DSM uses “content-free exercises” that all the client to think, explore, and isolate known from unknown without making them explicitly use prior knowledge (e.g., writing, calculating, or organizational skills). The content-free nature of the exercises makes them non-threatening and less anxiety-producing.


DSM also takes into account the client’s skills pre-injury. We all know the old joke:

Doctor, will I be able to play the violin after the operation?

Of course!

Great! I was never able to play it before!

We can expect that skills or situations that were difficult pre-injury will still be at least as or even more difficult post-injury. Many patients marvel at their ability to develop skills after treatment that were difficult or impossible before their injury such as math, logic puzzles, reading comprehension.


DSM’s mediated learning uses a large variety of visual puzzles organized by logical structures to enhance conscious recognition of logical structures such as conditional reasoning, bi-conditional reasoning, analytic perception, and classification. DSM helps the client redevelop alternative ways of thinking. The puzzles make the client visualize what makes some answers logical and others illogical. In this way, the learner experiences both the depth and breadth of neurocognitive restructuring. The organization of materials and the rehearsal present opportunities to create new neural networks the brain needs for permanent change. DSM mediators encourage learners to engage in an internal dialog that transforms the lesson into a meaningful experience.

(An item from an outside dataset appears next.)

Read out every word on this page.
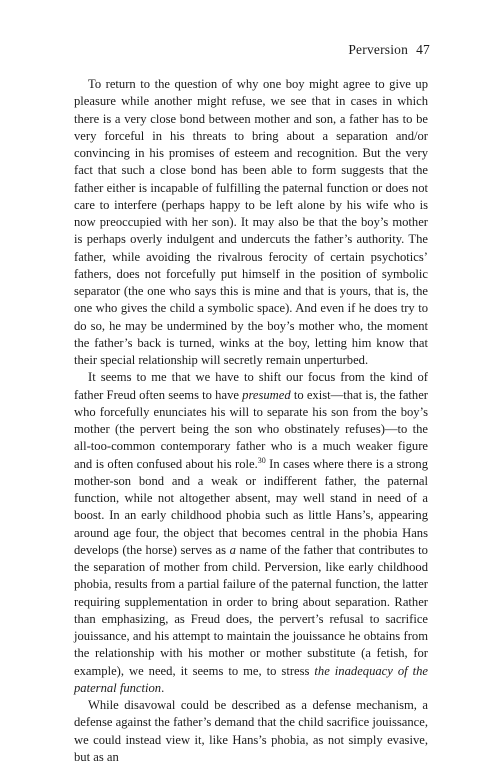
Perversion 47

To return to the question of why one boy might agree to give up pleasure while another might refuse, we see that in cases in which there is a very close bond between mother and son, a father has to be very forceful in his threats to bring about a separation and/or convincing in his promises of esteem and recognition. But the very fact that such a close bond has been able to form suggests that the father either is incapable of fulfilling the paternal function or does not care to interfere (perhaps happy to be left alone by his wife who is now preoccupied with her son). It may also be that the boy’s mother is perhaps overly indulgent and undercuts the father’s authority. The father, while avoiding the rivalrous ferocity of certain psychotics’ fathers, does not forcefully put himself in the position of symbolic separator (the one who says this is mine and that is yours, that is, the one who gives the child a symbolic space). And even if he does try to do so, he may be undermined by the boy’s mother who, the moment the father’s back is turned, winks at the boy, letting him know that their special relationship will secretly remain unperturbed.

It seems to me that we have to shift our focus from the kind of father Freud often seems to have presumed to exist—that is, the father who forcefully enunciates his will to separate his son from the boy’s mother (the pervert being the son who obstinately refuses)—to the all-too-common contemporary father who is a much weaker figure and is often confused about his role.$^{30}$ In cases where there is a strong mother-son bond and a weak or indifferent father, the paternal function, while not altogether absent, may well stand in need of a boost. In an early childhood phobia such as little Hans’s, appearing around age four, the object that becomes central in the phobia Hans develops (the horse) serves as a name of the father that contributes to the separation of mother from child. Perversion, like early childhood phobia, results from a partial failure of the paternal function, the latter requiring supplementation in order to bring about separation. Rather than emphasizing, as Freud does, the pervert’s refusal to sacrifice jouissance, and his attempt to maintain the jouissance he obtains from the relationship with his mother or mother substitute (a fetish, for example), we need, it seems to me, to stress the inadequacy of the paternal function.

While disavowal could be described as a defense mechanism, a defense against the father’s demand that the child sacrifice jouissance, we could instead view it, like Hans’s phobia, as not simply evasive, but as an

Understanding when, where, why, and how new learning can be applied creates usable knowledge that enables learners to:
Recognize similarities in diverse situations
Assess the ways in which situations are similar and different
Formulate a plan of action in accordance with the assessment
Analyze the degree to which the actions succeed or fail
Gain insight into their own preferences and expectations


Mediation offers the learner the opportunity to explore the structure or examine the premise on which the exercise is based. DSM requires the learner to use bottom-up thinking to solve the exercises. DSM mediators guide learners through their own subconscious thought processes, allowing them to objectively think about how they think and structure information. This awareness of their own organizational behaviors allows them to:

Verbalize their rationale for doing something in a particular way
Monitor their current level of understanding
Determine when additional information is required
Evaluate new information based on its consistency with what they already know and its relevance for achieving their intended goal
Create analogies that help them and other people advance their understanding ·of the situation


Unlike most learners who are conditioned to looking for correct formulas and single solutions, DSM learners develop ‘‘Expert Minds’’ that:
Seek to understand the goal
Organize the available information based on the goal
Structure the problem so that the goal can be achieved
Evaluate the solution’s success at satisfying the goal
Strategize more effective ways of achieving similar goals
Over my next several blog posts, I will show how DSM works specifically with post-traumatic brain injury clients like Elliott. As his book shows, there was nothing easy or magical about the process. It required determination and hard work, but in the end, DSM combined with neuro-optometric rehabilitation gave Elliott his life back.